I’m very sorry. Sounds exactly like my mum in the middle stages, especially the happiness (contentment). I’d forgotten that. Make you sure look after yourself, due to the gradual decline, you can creep into a significant caring role slowly.

MereDintofPandiculation · 13/01/2024 11:39

Now she has a diagnosis, she may be eligible for reduced Council Tax. Speak to the Council

tobyj · 13/01/2024 12:26

Thanks @KittensSchmittens . I'm glad the decline hasn't been too precipitous, but it still sounds very hard. My DM is still a good way behind yours, but I definitely recognise some similar traits and fear she might ultimately be on the same trajectory.

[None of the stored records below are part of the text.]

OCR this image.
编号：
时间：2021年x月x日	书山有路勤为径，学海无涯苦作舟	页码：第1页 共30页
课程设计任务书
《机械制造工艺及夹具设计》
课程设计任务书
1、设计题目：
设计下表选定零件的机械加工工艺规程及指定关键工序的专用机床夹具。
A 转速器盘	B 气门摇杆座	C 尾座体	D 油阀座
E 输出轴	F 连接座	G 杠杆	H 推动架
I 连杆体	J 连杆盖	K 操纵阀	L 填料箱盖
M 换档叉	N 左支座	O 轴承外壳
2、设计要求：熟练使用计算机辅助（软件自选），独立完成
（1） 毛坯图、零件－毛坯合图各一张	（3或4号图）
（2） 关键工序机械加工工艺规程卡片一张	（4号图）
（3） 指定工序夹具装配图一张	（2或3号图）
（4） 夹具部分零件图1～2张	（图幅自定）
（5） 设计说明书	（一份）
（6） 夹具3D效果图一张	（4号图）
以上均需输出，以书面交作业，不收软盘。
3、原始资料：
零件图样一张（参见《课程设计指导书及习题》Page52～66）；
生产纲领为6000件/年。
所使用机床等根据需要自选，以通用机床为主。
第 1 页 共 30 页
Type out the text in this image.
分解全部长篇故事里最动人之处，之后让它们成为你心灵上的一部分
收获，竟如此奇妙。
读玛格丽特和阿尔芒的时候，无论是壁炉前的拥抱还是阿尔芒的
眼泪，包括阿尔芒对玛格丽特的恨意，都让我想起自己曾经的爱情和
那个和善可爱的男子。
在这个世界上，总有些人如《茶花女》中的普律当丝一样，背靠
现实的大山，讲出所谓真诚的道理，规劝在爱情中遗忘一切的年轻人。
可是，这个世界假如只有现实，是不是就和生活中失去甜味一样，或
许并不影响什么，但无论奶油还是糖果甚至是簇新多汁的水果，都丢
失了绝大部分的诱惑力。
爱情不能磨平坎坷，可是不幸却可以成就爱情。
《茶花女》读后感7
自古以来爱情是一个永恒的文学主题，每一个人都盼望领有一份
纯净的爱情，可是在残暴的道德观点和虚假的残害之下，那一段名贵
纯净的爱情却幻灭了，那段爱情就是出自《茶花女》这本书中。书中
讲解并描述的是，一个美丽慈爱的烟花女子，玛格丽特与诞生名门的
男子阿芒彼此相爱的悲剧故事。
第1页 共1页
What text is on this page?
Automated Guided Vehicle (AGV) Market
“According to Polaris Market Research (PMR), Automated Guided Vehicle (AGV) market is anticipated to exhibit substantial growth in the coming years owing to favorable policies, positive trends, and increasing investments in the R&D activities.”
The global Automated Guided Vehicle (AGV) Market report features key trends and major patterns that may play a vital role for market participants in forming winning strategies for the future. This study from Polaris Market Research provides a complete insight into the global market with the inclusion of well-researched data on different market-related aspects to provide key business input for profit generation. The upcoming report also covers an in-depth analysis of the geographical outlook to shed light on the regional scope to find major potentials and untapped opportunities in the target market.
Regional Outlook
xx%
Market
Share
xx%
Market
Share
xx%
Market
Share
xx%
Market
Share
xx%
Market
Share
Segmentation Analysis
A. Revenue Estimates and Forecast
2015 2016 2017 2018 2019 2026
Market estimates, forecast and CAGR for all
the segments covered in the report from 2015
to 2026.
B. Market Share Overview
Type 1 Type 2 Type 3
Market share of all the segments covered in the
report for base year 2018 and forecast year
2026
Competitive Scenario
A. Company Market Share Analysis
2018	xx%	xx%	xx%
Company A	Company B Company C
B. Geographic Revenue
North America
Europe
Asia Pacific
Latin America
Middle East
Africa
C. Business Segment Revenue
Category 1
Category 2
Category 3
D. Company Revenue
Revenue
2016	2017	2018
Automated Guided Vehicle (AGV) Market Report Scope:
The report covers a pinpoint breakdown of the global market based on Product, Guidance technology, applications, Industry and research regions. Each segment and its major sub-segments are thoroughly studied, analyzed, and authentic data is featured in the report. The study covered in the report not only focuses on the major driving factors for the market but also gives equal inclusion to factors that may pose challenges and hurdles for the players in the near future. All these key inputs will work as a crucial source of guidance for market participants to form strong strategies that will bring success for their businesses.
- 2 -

DoveGreys · 13/01/2024 13:41

If you believe your mother is vulnerable to scammers because of her state of mind - I believe you can take over her bank accounts completely - they no longer have access - once you have power of attorney. That’s what a bank employee told me.

If it came to that in my case it would mean taking over lots of different accounts 🙄

MereDintofPandiculation · 13/01/2024 16:50

If it came to that in my case it would mean taking over lots of different accounts But you could then rationalise them.

moderationincludingmoderation · 13/01/2024 17:01

My DF, 80, has a diagnosis of Mild Cognitive Decline.

It started with short term memory loss & confusion, and then with the stock phrases & conversation topics.

He is blind so my DM does all the cooking cleaning etc. so we don't know how it would affect those areas.
But being blind, the short term memory loss is a real blow as the blind rely on their short term memory!